Gute Leute für gute Löhne: Darum ging es auch Katrin Huber (SP, Schaffhausen) und Raphaël Rohner (FDP, Schaffhausen) mit ihrem Vorstoss. Die Schaffhauser Lehrerlöhne seien nicht mehr konkurrenzfähig. Ein junger Familienvater verdiene pro Monat im Kanton Zürich rund 1000 Franken mehr, eine 55-jährige Kindergärtnerin erhalte im Aargau sogar 1600 Franken mehr als in Schaffhausen. Es gehe nicht darum, auf ein Zürcher Niveau zu kommen. Aber eine Erhöhung sei angezeigt. Nicht einmal aus Deutschland würden mehr Bewerbungen eintreffen. Zudem müsse das kantonale Lohnsystem integral überprüft werden.

«Wir werden nicht darum herumkommen, das Lohnsystem grundsätzlich zu prüfen.»

Rainer Schmidig, Kantonsrat (EVP)

Das Lohnsystem war auch beim dritten Vorstoss ein Thema. Dieser, gemeinsam eingereicht von Rohner und Rainer Schmidig (EVP, Schaffhausen), verlangte, dass im Einklang mit den Lehrerlöhnen auch die Gehälter bei der Polizei und in der Pflege angehoben werden sollten – aber nicht nur. «Wir werden nicht darum herumkommen», sagte Schmidig, «das Lohnsystem grundsätzlich zu überprüfen.» Und dies so schnell wie möglich.

Ratsmehrheit will Gesamtanalyse

Die Regierung anerkannte gestern, dass die Konkurrenzfähigkeit des Kantons als Arbeitgeber aufgrund der unterschiedlichen Lohnniveaus in den letzten Jahren eingeschränkt war. Sie bestätigte ausdrücklich auch, dass ein grösserer Spielraum des Spitals bei der Lohnpolitik wünschenswert sei. Finanz- und Personaldirektorin Cornelia Stamm Hurter (SVP) betonte aber, dass eine separate Anpassung für einzelne Berufsgruppen ein heisses Eisen sei. «Eine Neubeurteilung der Löhne muss nach stimmigen, intern schlüssigen Kriterien erfolgen.» Sonst schaffe man mehr Unfrieden, als man Probleme löse. «Es drohen Lohnklagen und rechtliche Unsicherheit.»
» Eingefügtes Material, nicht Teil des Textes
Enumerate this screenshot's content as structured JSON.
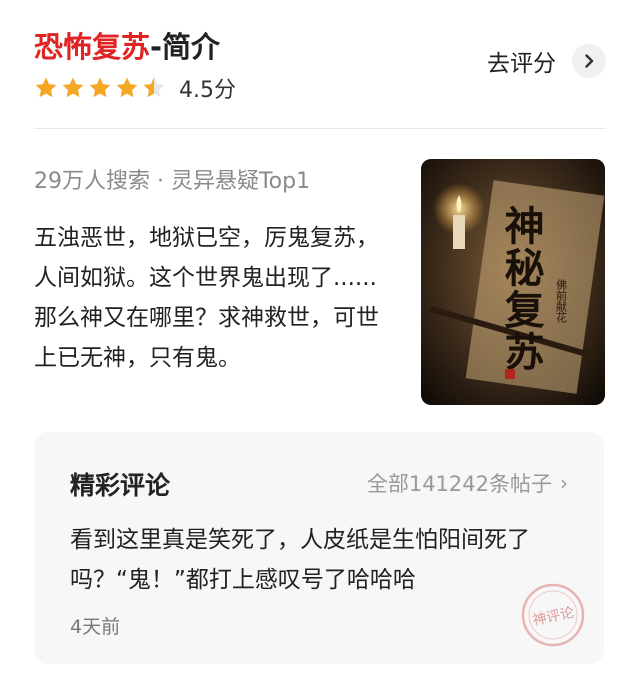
{
  "header": {
    "title_red": "恐怖复苏",
    "title_rest": "-简介",
    "rating": 4.5,
    "rating_text": "4.5分",
    "rate_button_label": "去评分"
  },
  "book": {
    "meta": "29万人搜索 · 灵异悬疑Top1",
    "synopsis": "五浊恶世，地狱已空，厉鬼复苏，人间如狱。这个世界鬼出现了......那么神又在哪里？求神救世，可世上已无神，只有鬼。",
    "cover_title": "神秘复苏",
    "cover_author": "佛前献花"
  },
  "comments": {
    "section_title": "精彩评论",
    "all_link": "全部141242条帖子",
    "top_comment": "看到这里真是笑死了，人皮纸是生怕阳间死了吗？“鬼！”都打上感叹号了哈哈哈",
    "time": "4天前",
    "stamp_text": "神评论"
  },
  "colors": {
    "accent_red": "#e02323",
    "star": "#f5a623"
  }
}
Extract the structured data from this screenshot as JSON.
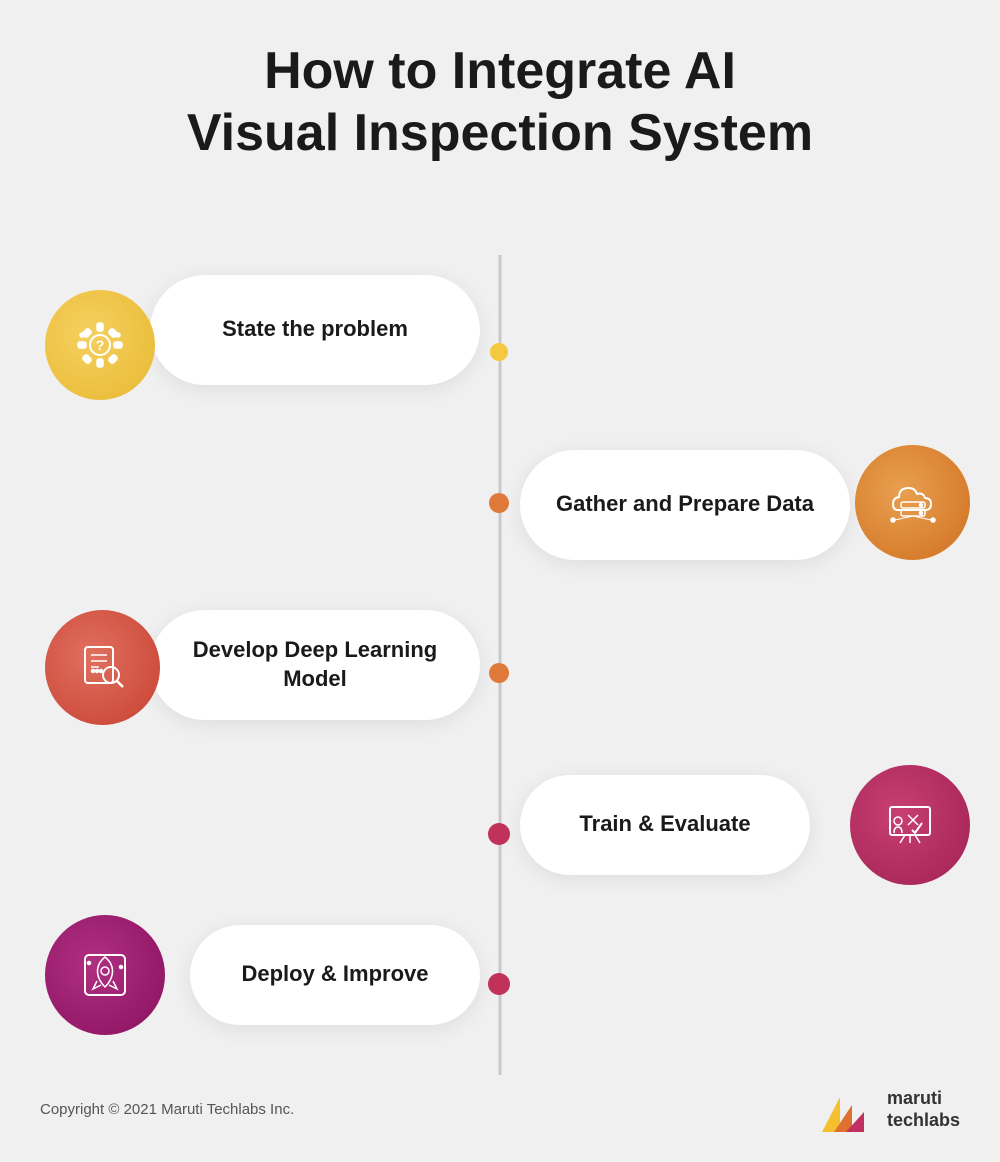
{
  "title": {
    "line1": "How to Integrate AI",
    "line2": "Visual Inspection System"
  },
  "steps": [
    {
      "id": 1,
      "label": "State the problem",
      "side": "left",
      "icon": "problem-icon",
      "icon_color": "#e8b830",
      "dot_color": "#f5c842"
    },
    {
      "id": 2,
      "label": "Gather and Prepare Data",
      "side": "right",
      "icon": "data-icon",
      "icon_color": "#d07020",
      "dot_color": "#e07a3a"
    },
    {
      "id": 3,
      "label": "Develop Deep Learning Model",
      "side": "left",
      "icon": "model-icon",
      "icon_color": "#c84030",
      "dot_color": "#e07a3a"
    },
    {
      "id": 4,
      "label": "Train & Evaluate",
      "side": "right",
      "icon": "train-icon",
      "icon_color": "#a02055",
      "dot_color": "#c0325a"
    },
    {
      "id": 5,
      "label": "Deploy & Improve",
      "side": "left",
      "icon": "deploy-icon",
      "icon_color": "#8a1060",
      "dot_color": "#c0325a"
    }
  ],
  "footer": {
    "copyright": "Copyright © 2021 Maruti Techlabs Inc.",
    "logo_name": "maruti\ntechlabs"
  }
}
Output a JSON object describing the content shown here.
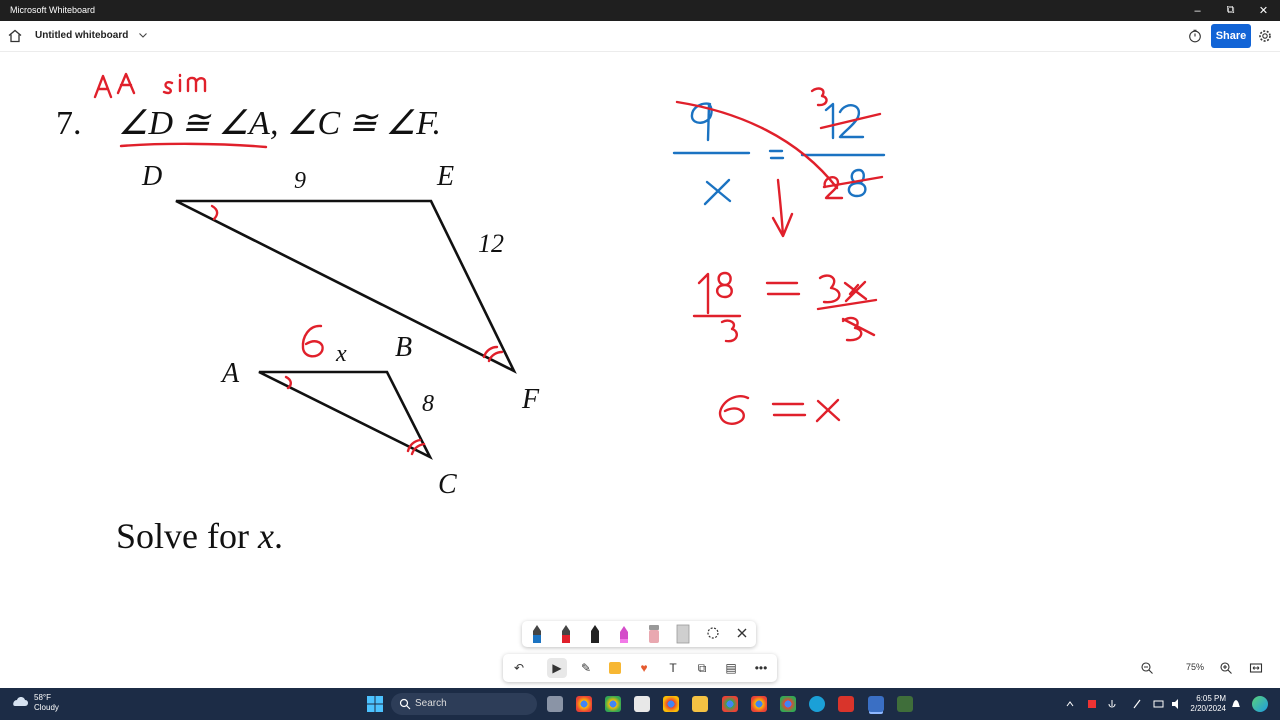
{
  "window": {
    "title": "Microsoft Whiteboard",
    "controls": [
      "–",
      "⧉",
      "✕"
    ]
  },
  "appbar": {
    "board_name": "Untitled whiteboard",
    "share_label": "Share"
  },
  "problem": {
    "number": "7.",
    "statement_parts": [
      "∠D ≅ ∠A",
      ", ∠C ≅ ∠F."
    ],
    "large_triangle": {
      "vertices": [
        "D",
        "E",
        "F"
      ],
      "side_DE": "9",
      "side_EF": "12"
    },
    "small_triangle": {
      "vertices": [
        "A",
        "B",
        "C"
      ],
      "side_AB": "x",
      "side_BC": "8"
    },
    "instruction_prefix": "Solve for ",
    "instruction_var": "x",
    "instruction_suffix": "."
  },
  "pen_colors": {
    "red": "#e0202b",
    "blue": "#1b73c2"
  },
  "zoom": {
    "value": "75%"
  },
  "taskbar": {
    "temperature": "58°F",
    "condition": "Cloudy",
    "search_label": "Search",
    "time": "6:05 PM",
    "date": "2/20/2024"
  }
}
Stattdessen schlug die Regierung deshalb vor, «ohne Druck und in Ruhe» das gesamte Besoldungswesen einer Gesamtschau zu unterziehen und so zu analysieren, wo man für die genannten Gruppen (Pflege, Lehrkräfte, Blaulichtorganisationen) Abhilfe schaffen kann. Diese Idee kam mit 33 zu 17 Stimmen durch.

In der Debatte zeigte sich grossmehrheitlich Zustimmung zu den beiden Postulaten – nicht aber zu Heydeckers Vorstoss. Ernst Sulzberger (GLP, Schaffhausen) sagte, es drohe am Spital «Lohndumping». «Es würde die mittleren und unteren Chargen treffen, die sich Tag für Tag und Nacht für Nacht abrackern.» Redner aus AL/Grünen und der SP/Juso witterten einen weiteren Privatisierungsschritt am Spital, worunter jene Berufsgruppen zu leiden hätten, die gerade noch in der Coronakrise als systemrelevant beklatscht worden sind.Zum Durchbruch verhalf dem Spitalvorstoss indes die grösste Fraktion von SVP und EDU, weshalb er mit 31 zu 24 Stimmen angenommen wurde. Kritisch hatte sich die SVP dagegen zu den anderen beiden Vorstössen gezeigt. Der Zeitpunkt sei falsch. «Die Regierung sollte sich jetzt mit der Bewältigung des Coronaschocks befassen, statt jahrelang eine Analyse des Lohnsystems vorzunehmen», sagte Thomas Stamm (SVP, Schaffhausen). Eine Rezession drohe, und in den letzten 15 Jahren seien die Löhne des Staatspersonals im Schnitt um 15 Prozent gestiegen. «Gibt es in der Privatwirtschaft etwas Vergleichbares?»